For a bank setting an SBTi, if their balance sheet includes investments into bonds issued by other banks are these a) in scope, and b) if yes, and they look to set at target for these using a portfolio coverage or temperature rating approach, which emissions should be considered? Is it the scope 1 and 2 of the bank, and the financed emissions (scope 3 category 15 of the bank)?
Thanks Donald, and how does this work for the temperature rating approach, as a bank would have multiple scope 3 targets to cover their financed emissions? Is the SBTi finance tool able to accept multiple scope 3 targets?
Hi @VickyH,
Currently there are a few FIs with SBTi-approved SBTs and we are working on a solution to combine their multiple S3 targets into one, so that the tool can accept the data. We don’t have an ETA for this right now, but hope to be able to present a solution soon.

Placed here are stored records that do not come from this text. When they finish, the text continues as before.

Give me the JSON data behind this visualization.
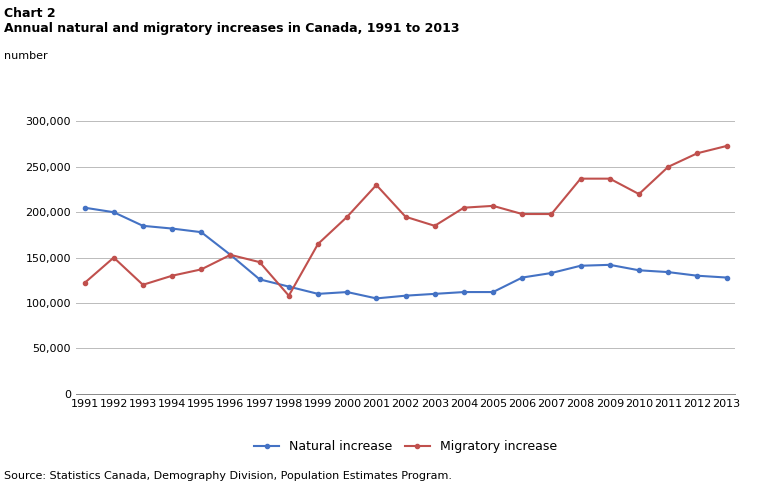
{
  "title_line1": "Chart 2",
  "title_line2": "Annual natural and migratory increases in Canada, 1991 to 2013",
  "ylabel": "number",
  "source": "Source: Statistics Canada, Demography Division, Population Estimates Program.",
  "years": [
    1991,
    1992,
    1993,
    1994,
    1995,
    1996,
    1997,
    1998,
    1999,
    2000,
    2001,
    2002,
    2003,
    2004,
    2005,
    2006,
    2007,
    2008,
    2009,
    2010,
    2011,
    2012,
    2013
  ],
  "natural_increase": [
    205000,
    200000,
    185000,
    182000,
    178000,
    153000,
    126000,
    118000,
    110000,
    112000,
    105000,
    108000,
    110000,
    112000,
    112000,
    128000,
    133000,
    141000,
    142000,
    136000,
    134000,
    130000,
    128000
  ],
  "migratory_increase": [
    122000,
    150000,
    120000,
    130000,
    137000,
    153000,
    145000,
    108000,
    165000,
    195000,
    230000,
    195000,
    185000,
    205000,
    207000,
    198000,
    198000,
    237000,
    237000,
    220000,
    250000,
    265000,
    273000
  ],
  "natural_color": "#4472C4",
  "migratory_color": "#C0504D",
  "ylim": [
    0,
    300000
  ],
  "yticks": [
    0,
    50000,
    100000,
    150000,
    200000,
    250000,
    300000
  ],
  "legend_natural": "Natural increase",
  "legend_migratory": "Migratory increase",
  "bg_color": "#FFFFFF",
  "grid_color": "#BBBBBB",
  "title1_fontsize": 9,
  "title2_fontsize": 9,
  "source_fontsize": 8,
  "tick_fontsize": 8,
  "ylabel_fontsize": 8
}
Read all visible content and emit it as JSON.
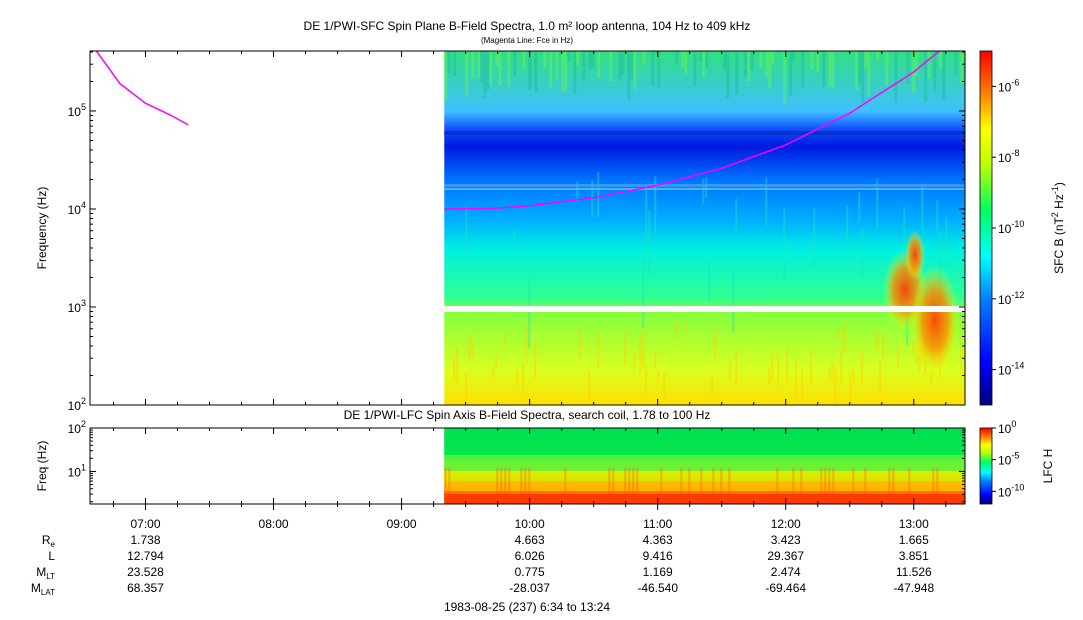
{
  "chart_data": [
    {
      "type": "heatmap",
      "title": "DE 1/PWI-SFC  Spin Plane B-Field Spectra, 1.0 m² loop antenna, 104 Hz to 409 kHz",
      "subtitle": "(Magenta Line: Fce in Hz)",
      "ylabel": "Frequency (Hz)",
      "yscale": "log",
      "ylim": [
        100,
        409000
      ],
      "yticks": [
        {
          "value": 100,
          "base": "10",
          "exp": "2"
        },
        {
          "value": 1000,
          "base": "10",
          "exp": "3"
        },
        {
          "value": 10000,
          "base": "10",
          "exp": "4"
        },
        {
          "value": 100000,
          "base": "10",
          "exp": "5"
        }
      ],
      "data_start": "09:20",
      "colorbar": {
        "label_main": "SFC B (nT",
        "label_exp1": "2",
        "label_mid": " Hz",
        "label_exp2": "-1",
        "label_end": ")",
        "scale": "log",
        "range": [
          1e-15,
          1e-05
        ],
        "ticks": [
          {
            "value": 1e-06,
            "base": "10",
            "exp": "-6"
          },
          {
            "value": 1e-08,
            "base": "10",
            "exp": "-8"
          },
          {
            "value": 1e-10,
            "base": "10",
            "exp": "-10"
          },
          {
            "value": 1e-12,
            "base": "10",
            "exp": "-12"
          },
          {
            "value": 1e-14,
            "base": "10",
            "exp": "-14"
          }
        ]
      },
      "fce_line": {
        "color": "#ff00ff",
        "segment1": [
          [
            "06:37",
            409000
          ],
          [
            "06:48",
            190000
          ],
          [
            "07:00",
            120000
          ],
          [
            "07:12",
            90000
          ],
          [
            "07:20",
            72000
          ]
        ],
        "segment2": [
          [
            "09:20",
            10000
          ],
          [
            "09:45",
            10200
          ],
          [
            "10:00",
            10800
          ],
          [
            "10:30",
            13000
          ],
          [
            "11:00",
            17500
          ],
          [
            "11:30",
            26000
          ],
          [
            "12:00",
            45000
          ],
          [
            "12:30",
            95000
          ],
          [
            "13:00",
            250000
          ],
          [
            "13:12",
            409000
          ]
        ]
      }
    },
    {
      "type": "heatmap",
      "title": "DE 1/PWI-LFC  Spin Axis B-Field Spectra, search coil, 1.78 to 100 Hz",
      "ylabel": "Freq (Hz)",
      "yscale": "log",
      "ylim": [
        1.78,
        100
      ],
      "yticks": [
        {
          "value": 10,
          "base": "10",
          "exp": "1"
        },
        {
          "value": 100,
          "base": "10",
          "exp": "2"
        }
      ],
      "data_start": "09:20",
      "colorbar": {
        "label": "LFC H",
        "scale": "log",
        "range": [
          1e-12,
          1
        ],
        "ticks": [
          {
            "value": 1,
            "base": "10",
            "exp": "0"
          },
          {
            "value": 1e-05,
            "base": "10",
            "exp": "-5"
          },
          {
            "value": 1e-10,
            "base": "10",
            "exp": "-10"
          }
        ]
      }
    }
  ],
  "time_axis": {
    "start": "06:34",
    "end": "13:24",
    "ticks": [
      "07:00",
      "08:00",
      "09:00",
      "10:00",
      "11:00",
      "12:00",
      "13:00"
    ]
  },
  "ephemeris": {
    "rows": [
      {
        "label": "R",
        "sub": "e",
        "values": [
          "1.738",
          "",
          "",
          "4.663",
          "4.363",
          "3.423",
          "1.665"
        ]
      },
      {
        "label": "L",
        "sub": "",
        "values": [
          "12.794",
          "",
          "",
          "6.026",
          "9.416",
          "29.367",
          "3.851"
        ]
      },
      {
        "label": "M",
        "sub": "LT",
        "values": [
          "23.528",
          "",
          "",
          "0.775",
          "1.169",
          "2.474",
          "11.526"
        ]
      },
      {
        "label": "M",
        "sub": "LAT",
        "values": [
          "68.357",
          "",
          "",
          "-28.037",
          "-46.540",
          "-69.464",
          "-47.948"
        ]
      }
    ]
  },
  "footer": "1983-08-25 (237) 6:34 to 13:24"
}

Continuing this conversation and confirming one assumption: would it be possible to develop 1 single target for private equity and bonds under the SBT Portfolio Coverage?
thank you for your response. Sossy, I actually meant a listed equity and bonds (mandatory items), can we merge and create one target covering: (i) common stock, (ii) preferred stock, (iii) corporate bonds, (iv) exchange traded funds, (v) investments in real estate investiment (REITs, listed real estate companies, and real estate mutual funds)?
The Portfolio Coverage (PC) and Temperature Rating (TR) methods can only be used at an entity level (i.e., not at an asset level). As long as the common stock, preferred stock, corporate bonds, ETFs, and real estate investments are related to entities (e.g., real estate companies and not real estate assets), then one PC or TR target can indeed be set.